In response to the March 15 article concerning educators who “double dip” (“Are public workers who double dip unfairly criticized?”), I’d like to add information that was not mentioned.

It is true in Maine that all state employees pay into a pension plan with benefits that can be withdrawn depending on age and years of service.

However, what is little known is that an employee who may have previously worked at jobs that did pay Social Security and earned the needed 40 quarters is penalized because he or she receives a state pension.

This is true in 15 states, Maine being one of them.

It affects all Maine Public Employees Retirement System participants, including teachers, firefighters and police officers.

The law is referred to as the windfall elimination provision.

A companion provision, the government pension offset, significantly reduces Social Security benefits for survivors of deceased state pension recipients.

I paid Social Security taxes while working several years in private schools, and owning and operating a baking business for 16 years. I also taught in public schools for many years.

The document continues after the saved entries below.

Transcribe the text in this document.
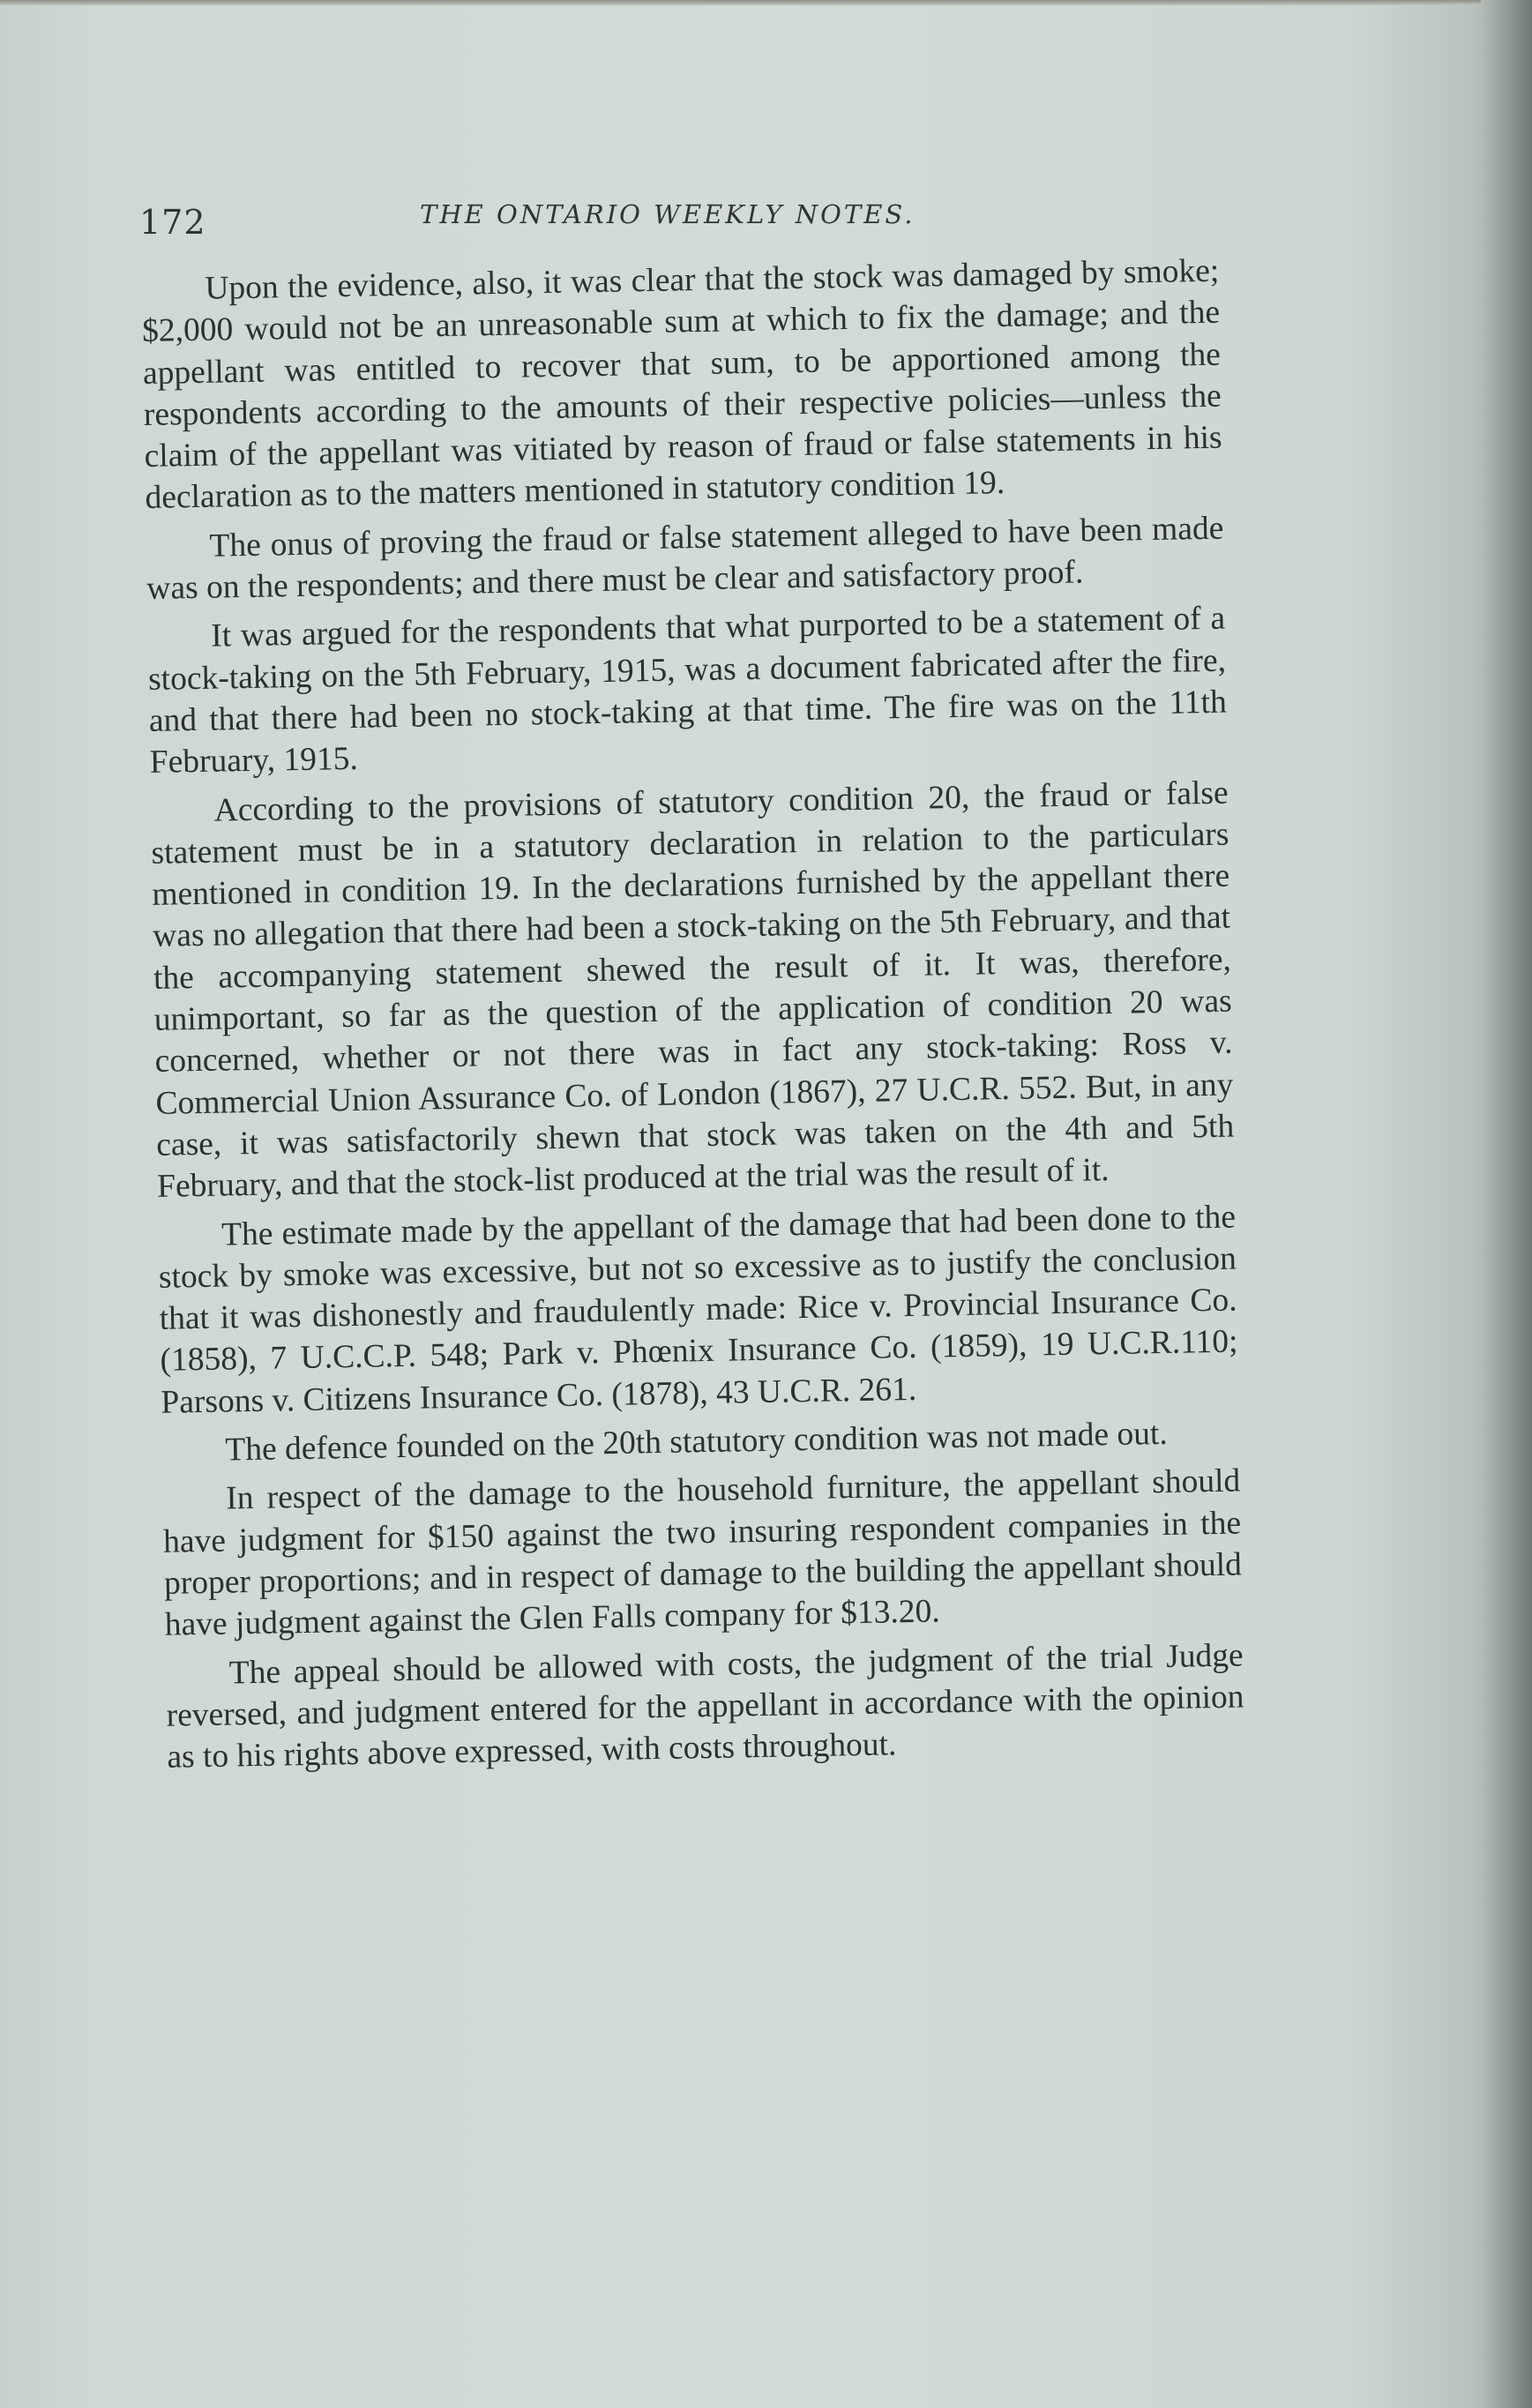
172	THE ONTARIO WEEKLY NOTES.

Upon the evidence, also, it was clear that the stock was damaged by smoke; $2,000 would not be an unreasonable sum at which to fix the damage; and the appellant was entitled to recover that sum, to be apportioned among the respondents according to the amounts of their respective policies—unless the claim of the appellant was vitiated by reason of fraud or false statements in his declaration as to the matters mentioned in statutory condition 19.

The onus of proving the fraud or false statement alleged to have been made was on the respondents; and there must be clear and satisfactory proof.

It was argued for the respondents that what purported to be a statement of a stock-taking on the 5th February, 1915, was a document fabricated after the fire, and that there had been no stock-taking at that time. The fire was on the 11th February, 1915.

According to the provisions of statutory condition 20, the fraud or false statement must be in a statutory declaration in relation to the particulars mentioned in condition 19. In the declarations furnished by the appellant there was no allegation that there had been a stock-taking on the 5th February, and that the accompanying statement shewed the result of it. It was, therefore, unimportant, so far as the question of the application of condition 20 was concerned, whether or not there was in fact any stock-taking: Ross v. Commercial Union Assurance Co. of London (1867), 27 U.C.R. 552. But, in any case, it was satisfactorily shewn that stock was taken on the 4th and 5th February, and that the stock-list produced at the trial was the result of it.

The estimate made by the appellant of the damage that had been done to the stock by smoke was excessive, but not so excessive as to justify the conclusion that it was dishonestly and fraudulently made: Rice v. Provincial Insurance Co. (1858), 7 U.C.C.P. 548; Park v. Phœnix Insurance Co. (1859), 19 U.C.R.110; Parsons v. Citizens Insurance Co. (1878), 43 U.C.R. 261.

The defence founded on the 20th statutory condition was not made out.

In respect of the damage to the household furniture, the appellant should have judgment for $150 against the two insuring respondent companies in the proper proportions; and in respect of damage to the building the appellant should have judgment against the Glen Falls company for $13.20.

The appeal should be allowed with costs, the judgment of the trial Judge reversed, and judgment entered for the appellant in accordance with the opinion as to his rights above expressed, with costs throughout.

I have earned many more than the 40 quarters required for Social Security retirement benefits, yet I receive only 40 percent of my Social Security retirement earnings because I am a Maine state retiree.

Had I not been a teacher in Maine, but working in private business with a 401(k) account and making lots of money, millions even, my Social Security benefits would not be reduced. Instead, I worked for years both in public and private service, only to be penalized what was rightfully earned.

“Double dipping”? I am retired with a state pension and part of my Social Security, and I continue to work because pensions are fixed amounts that do not keep up with rising costs.